Vanaf het begin ging het niet gemakkelijk: kort na zijn aankomst legde een aangestoken, enorme brand het immense en omstreden vluchtelingenkamp Moria in de as. De meer dan twintigduizend mensen die daar woonden, werden overgebracht naar opvangcentra in Athene en Thessaloniki. Niet allemaal. Ongeveer tweeduizend vluchtelingen blijven onder extreem moeilijke omstandigheden op Lesbos, toegewezen aan een nieuwe tentenstad die een paar kilometer ten noorden van Mytilene is opgezet. "Voor de brand ging ik regelmatig naar het kamp om troost te brengen aan die arme mensen, toen was het niet meer mogelijk." Samen met enkele vrienden van de NGO en de parochie gaf pater Martin niet op.
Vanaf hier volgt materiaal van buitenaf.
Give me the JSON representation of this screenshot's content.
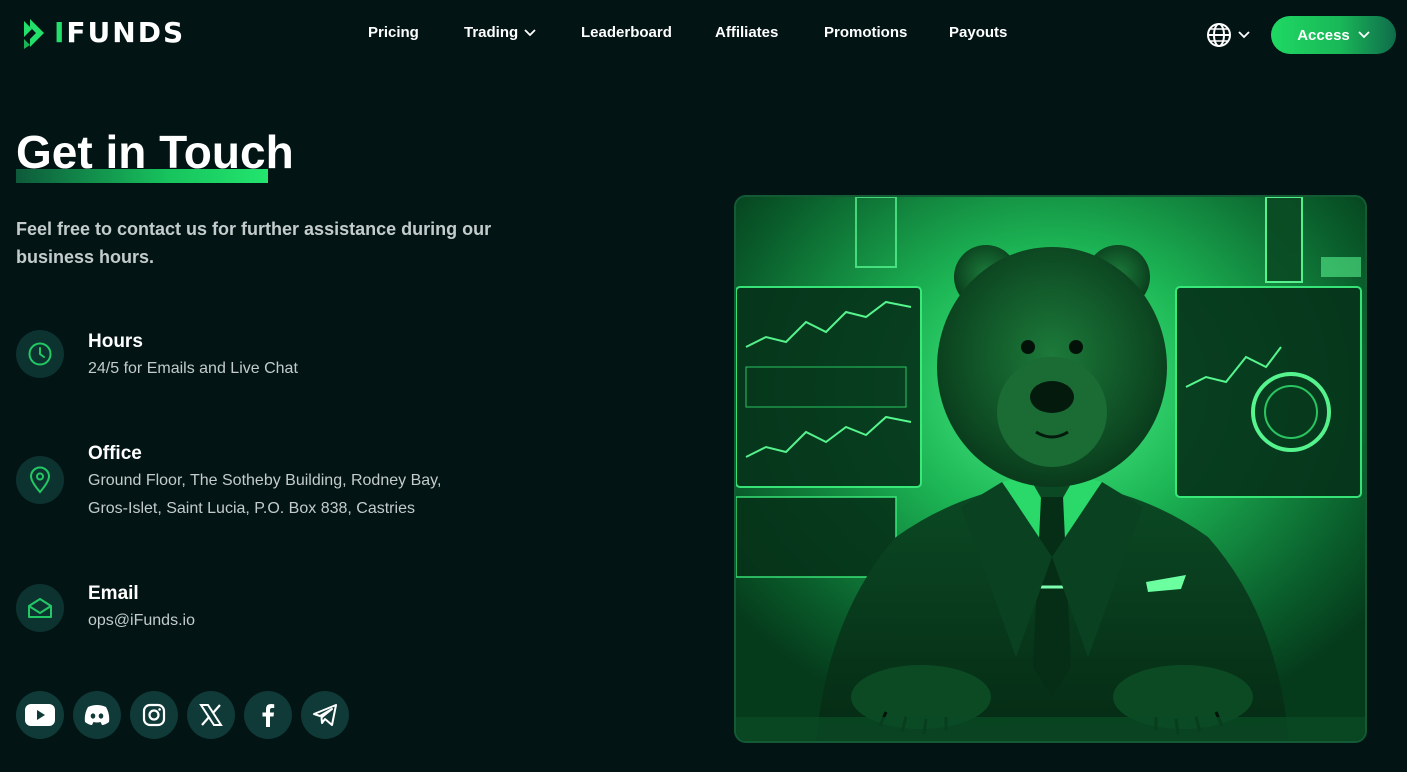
{
  "brand": {
    "name_accent": "I",
    "name_rest": "FUNDS",
    "accent_color": "#22e06b"
  },
  "nav": {
    "items": [
      {
        "label": "Pricing",
        "has_dropdown": false
      },
      {
        "label": "Trading",
        "has_dropdown": true
      },
      {
        "label": "Leaderboard",
        "has_dropdown": false
      },
      {
        "label": "Affiliates",
        "has_dropdown": false
      },
      {
        "label": "Promotions",
        "has_dropdown": false
      },
      {
        "label": "Payouts",
        "has_dropdown": false
      }
    ],
    "language_icon": "globe-icon",
    "access_label": "Access"
  },
  "contact": {
    "title": "Get in Touch",
    "intro": "Feel free to contact us for further assistance during our business hours.",
    "hours": {
      "label": "Hours",
      "text": "24/5 for Emails and Live Chat",
      "icon": "clock-icon"
    },
    "office": {
      "label": "Office",
      "line1": "Ground Floor, The Sotheby Building, Rodney Bay,",
      "line2": "Gros-Islet, Saint Lucia, P.O. Box 838, Castries",
      "icon": "location-pin-icon"
    },
    "email": {
      "label": "Email",
      "text": "ops@iFunds.io",
      "icon": "envelope-icon"
    }
  },
  "socials": [
    "youtube-icon",
    "discord-icon",
    "instagram-icon",
    "x-icon",
    "facebook-icon",
    "telegram-icon"
  ],
  "hero": {
    "icon": "bear-trader-illustration"
  }
}
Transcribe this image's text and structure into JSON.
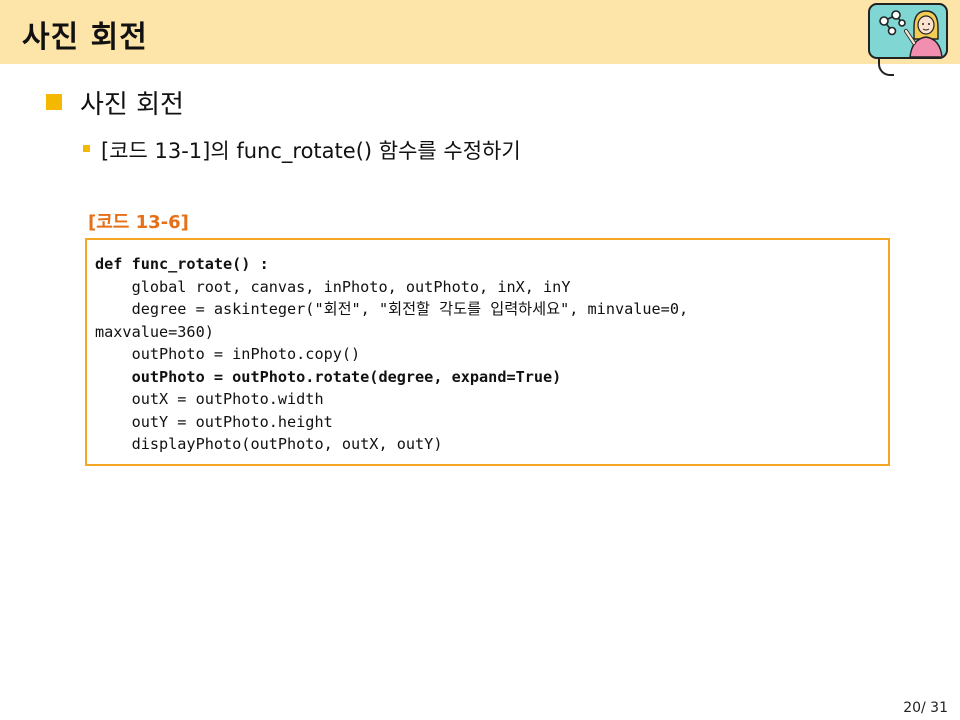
{
  "header": {
    "title": "사진 회전",
    "bg_color": "#fde4a8"
  },
  "presenter_icon": "presenter-illustration-icon",
  "section": {
    "heading": "사진 회전",
    "bullet_color": "#f5b800",
    "subpoint": "[코드 13-1]의 func_rotate() 함수를 수정하기"
  },
  "code": {
    "caption": "[코드 13-6]",
    "caption_color": "#e57018",
    "border_color": "#f5a623",
    "lines": [
      "def func_rotate() :",
      "    global root, canvas, inPhoto, outPhoto, inX, inY",
      "    degree = askinteger(\"회전\", \"회전할 각도를 입력하세요\", minvalue=0,",
      "maxvalue=360)",
      "    outPhoto = inPhoto.copy()",
      "    outPhoto = outPhoto.rotate(degree, expand=True)",
      "    outX = outPhoto.width",
      "    outY = outPhoto.height",
      "    displayPhoto(outPhoto, outX, outY)"
    ]
  },
  "footer": {
    "page_number": "20/ 31"
  }
}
En zelfs vandaag de dag is hun aanwezigheid een kostbare troost voor degenen die in Griekenland aankomen na een maandenlange of jarenlange reis onder onmenselijke omstandigheden.
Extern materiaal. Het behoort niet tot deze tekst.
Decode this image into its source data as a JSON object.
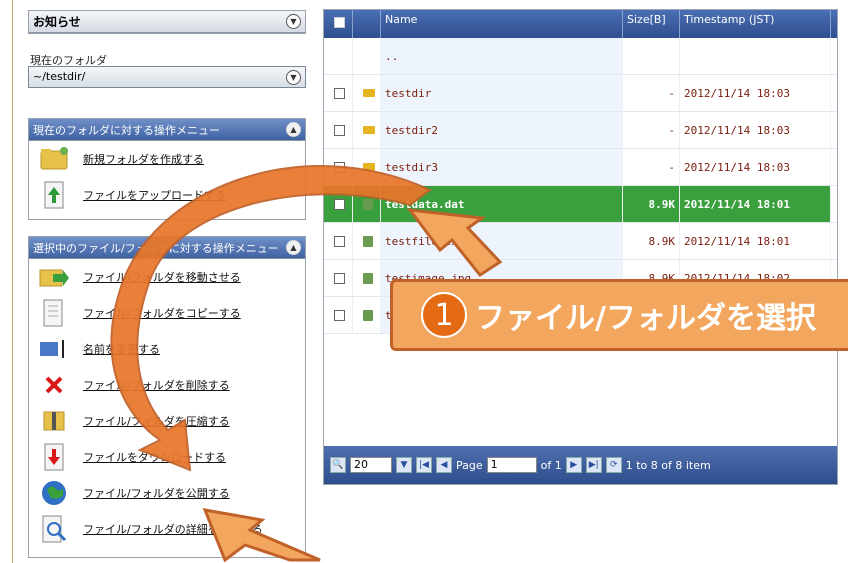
{
  "sidebar": {
    "notice_title": "お知らせ",
    "current_folder_label": "現在のフォルダ",
    "current_folder_path": "~/testdir/",
    "folder_menu_title": "現在のフォルダに対する操作メニュー",
    "folder_menu": [
      {
        "label": "新規フォルダを作成する",
        "icon": "new-folder-icon"
      },
      {
        "label": "ファイルをアップロードする",
        "icon": "upload-icon"
      }
    ],
    "selection_menu_title": "選択中のファイル/フォルダに対する操作メニュー",
    "selection_menu": [
      {
        "label": "ファイル/フォルダを移動させる",
        "icon": "move-icon"
      },
      {
        "label": "ファイル/フォルダをコピーする",
        "icon": "copy-icon"
      },
      {
        "label": "名前を変更する",
        "icon": "rename-icon"
      },
      {
        "label": "ファイル/フォルダを削除する",
        "icon": "delete-icon"
      },
      {
        "label": "ファイル/フォルダを圧縮する",
        "icon": "compress-icon"
      },
      {
        "label": "ファイルをダウンロードする",
        "icon": "download-icon"
      },
      {
        "label": "ファイル/フォルダを公開する",
        "icon": "publish-icon"
      },
      {
        "label": "ファイル/フォルダの詳細を表示する",
        "icon": "details-icon"
      }
    ]
  },
  "grid": {
    "columns": [
      "Name",
      "Size[B]",
      "Timestamp (JST)"
    ],
    "rows": [
      {
        "name": "..",
        "size": "",
        "time": "",
        "type": "parent",
        "selected": false
      },
      {
        "name": "testdir",
        "size": "-",
        "time": "2012/11/14 18:03",
        "type": "folder",
        "selected": false
      },
      {
        "name": "testdir2",
        "size": "-",
        "time": "2012/11/14 18:03",
        "type": "folder",
        "selected": false
      },
      {
        "name": "testdir3",
        "size": "-",
        "time": "2012/11/14 18:03",
        "type": "folder",
        "selected": false
      },
      {
        "name": "testdata.dat",
        "size": "8.9K",
        "time": "2012/11/14 18:01",
        "type": "file",
        "selected": true
      },
      {
        "name": "testfile.txt",
        "size": "8.9K",
        "time": "2012/11/14 18:01",
        "type": "file",
        "selected": false
      },
      {
        "name": "testimage.jpg",
        "size": "8.9K",
        "time": "2012/11/14 18:02",
        "type": "file",
        "selected": false
      },
      {
        "name": "test.zip",
        "size": "",
        "time": "",
        "type": "file",
        "selected": false
      }
    ]
  },
  "pager": {
    "page_size": "20",
    "page_label": "Page",
    "page_value": "1",
    "of_label": "of 1",
    "summary": "1 to 8 of 8 item"
  },
  "callout": {
    "number": "1",
    "text": "ファイル/フォルダを選択"
  },
  "colors": {
    "accent_orange": "#e8762a",
    "selected_row": "#3aa03e",
    "header_blue": "#2f4f8f"
  }
}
Lees ook: Het Heilig Land: een andere logica
De parochie is verrijkt met een koor dat wordt opgeluisterd door verschillende migranten, meestal van Afrikaanse en Franstalige origine, die hun stem ten dienste stellen van iedereen. Ze hebben ook al eerder gezongen, in hun landen van herkomst, en dat kleine stukje schoonheid hebben ze meegenomen naar Mytilene. Pater Martin viert de mis, door de week helpt hij hen met de meest dringende taken: juridische bijstand, het halen van eerste levensbehoeften, het kopen van instaptickets of het uitzoeken hoe ze een verblijfsvergunning kunnen aanvragen. Er zijn kinderen die van ver zijn gekomen en heimwee hebben naar school, voetbal, vrienden. Onbegeleide minderjarigen, gezinnen die tijdens de reis uit elkaar zijn gegaan en geen idee hebben hoe ze herenigd kunnen worden, sommige ouderen, veel vrouwen. "Bij hen zijn, bij elk van hen, is een grote vreugde en verrijking voor mij omdat mijn geloof groeit en sterker wordt. Elke ochtend herken ik het gezicht van God in hun gezichten. Geloof in het abstracte zou niet veel zijn, met deze migranten wordt het voor mij concreet, heel concreet." Hij heeft niet het gevoel dat hij iets uitzonderlijks doet: "Soms kan ik alleen maar luisteren en aanwezig zijn met kleine gebaren, zoals een begroeting buiten de mis, maar ook dit is een van de geboden van Jezus: naast hen staan die hulpeloos zijn, laten zien dat ze er niet alleen voor staan. Dat hun leven waardevol is."